Two important takeaways in boosting your child’s self image in the face of chronic medical issues: watch TV and lie.
OK, hear me out.
I lost my dignity a long time ago. I think it was somewhere between being naked in a room of people while I suffered 16-33 hours of pain through two childbirths, walking around for the next 5 years with “questionable” white stains all over my clothes (Spit up! It was spit up…), and then running the gamut of public parenting (I see the judgmental stares…I know they are cute, but they still deserved to get yelled at…). So, when being a “responsible” connective tissue patient meant making even more changes to my life, I was ready. Such as, wearing a fanny pack so I don’t put any pressure on my traps by carrying a purse. Done. I rock it (see skull fanny). Or, wearing flat shoes so I can wear orthotics. Two words: ankle boots. I pull around a wheeley-bag (leopard print), sport circular hickeys from cupping sessions (thanks, Gwenyth, just…stop talking, OK?)
My TENS unit is disguised by most cardigans, and when I wear my black wrist brace, I wear a long black sleeved shirt so it looks like an “arm warmer.” Making EDS fashionable has become my personal mission.
I have to admit, that I have been stumped by the phenomenon that is Kinesio tape. If you’re unfamiliar with this product, it is simply a miracle. I don’t know how it works, but here is an awesome article about it. What I do know from my own experience, is that for the myofascial pain of tendonitis, trigger points and other such pains that come with the EDS territory, taping can bring near complete relief in minutes. My children love it, and rather than feeling helpless when they hurt, I can give them a giant muscle band-aid. Once you learn how to put it on, it’s easy to DIY, and it stays on for days, which is great for your paycheck…not always for your wardrobe. I have walked out of the house more than once in a Maxi dress for a night out only to realize that I had bright blue tape on my neck and shoulders. (P.S. I have since discovered that if you put Biofreeze on your skin before you apply the nude tape, it lasts forever! I took a piece off after 15 days just to make sure my skin wasn’t falling off…it wasn’t. I use the gel. I am curious if the spray works too, so if you try it, let us know!)
My daughter did not like wearing her tape in public that first time. It was summer, and we were at the pool. Lots of people asked her about it, and she decided that price was too high. One night after that, we were out ordering dinner, and the cashier noticed the tape on my arms. “Cool,” he said. “What sport do you play?” At first I wasn’t sure what he was talking about. “That stuff – I’ve seen it on TV during the Olympics, right? What’s your sport?” Without missing a beat I said, “Beach volleyball.” My kids smirked behind me. “Oh yeah? That’s awesome. I could tell – you look like an athlete. Well, here’s your food.” I look like an athlete? Nice!
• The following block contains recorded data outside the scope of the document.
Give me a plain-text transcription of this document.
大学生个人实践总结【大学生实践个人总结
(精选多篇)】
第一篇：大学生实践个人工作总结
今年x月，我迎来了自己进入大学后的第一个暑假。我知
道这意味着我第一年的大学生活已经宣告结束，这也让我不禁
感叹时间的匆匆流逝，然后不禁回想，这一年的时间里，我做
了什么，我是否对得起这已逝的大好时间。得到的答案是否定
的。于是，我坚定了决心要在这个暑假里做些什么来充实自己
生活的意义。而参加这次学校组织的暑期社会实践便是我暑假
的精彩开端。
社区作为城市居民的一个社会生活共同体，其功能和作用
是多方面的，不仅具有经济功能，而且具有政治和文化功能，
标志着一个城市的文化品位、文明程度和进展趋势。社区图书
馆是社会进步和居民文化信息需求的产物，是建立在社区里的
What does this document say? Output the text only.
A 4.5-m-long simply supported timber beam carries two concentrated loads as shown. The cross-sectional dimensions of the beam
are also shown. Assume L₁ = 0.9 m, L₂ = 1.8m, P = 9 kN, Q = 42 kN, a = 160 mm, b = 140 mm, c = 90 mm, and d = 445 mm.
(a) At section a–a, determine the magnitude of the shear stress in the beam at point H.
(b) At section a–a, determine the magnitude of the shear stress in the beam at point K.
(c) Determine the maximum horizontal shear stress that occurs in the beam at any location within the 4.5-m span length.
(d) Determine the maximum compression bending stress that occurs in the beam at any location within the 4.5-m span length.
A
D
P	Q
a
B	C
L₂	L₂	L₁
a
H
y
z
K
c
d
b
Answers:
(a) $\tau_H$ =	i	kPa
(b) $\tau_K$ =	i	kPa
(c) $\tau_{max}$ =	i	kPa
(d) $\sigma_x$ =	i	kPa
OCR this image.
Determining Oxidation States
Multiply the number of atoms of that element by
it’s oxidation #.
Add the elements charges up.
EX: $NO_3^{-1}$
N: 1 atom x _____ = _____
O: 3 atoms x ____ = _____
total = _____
I’m not sure what lesson I taught them, but after that, she wasn’t as embarrassed to be seen in her tape. Maybe the lesson was that not everyone is looking to hear our sob story, and that she is not obligated to tell it – that it’s OK to go with the white lie from time to time, especially when it helps us focus on the best part of ourselves. My kids are athletic. They will be able to truthfully talk about their own sports: ballet, soccer, horseback riding, hip hop, and wherever else their heart takes them. Even if they were taped from just waking up in pain, they can choose to focus on their inner Olympian.
I too had been athletic when I was growing up: dancing, swimming, yoga, but not knowing that I have EDS for so long has caused me a lot of injury. They won’t be like me, I’m doing everything I can to make sure of it. I think life has been better for my children’s generation that it was for mine: back then we picked on the fat kid, the asthmatics, the four-eyes, and God help any child who had to use adaptive equipment: social suicide. Now much of the anti-bullying rhetoric is working. My children have sported glasses, retainers and braces on their teeth, back support pads, orthotics, keyboards for writing, Kinesio tape, ice packs, ankle, knee, and wrist braces, and not one kid has ever teased them for being “weird.” They will grow up in a world where people are learning how to take better care of their body, even if it means you look a little silly sometimes.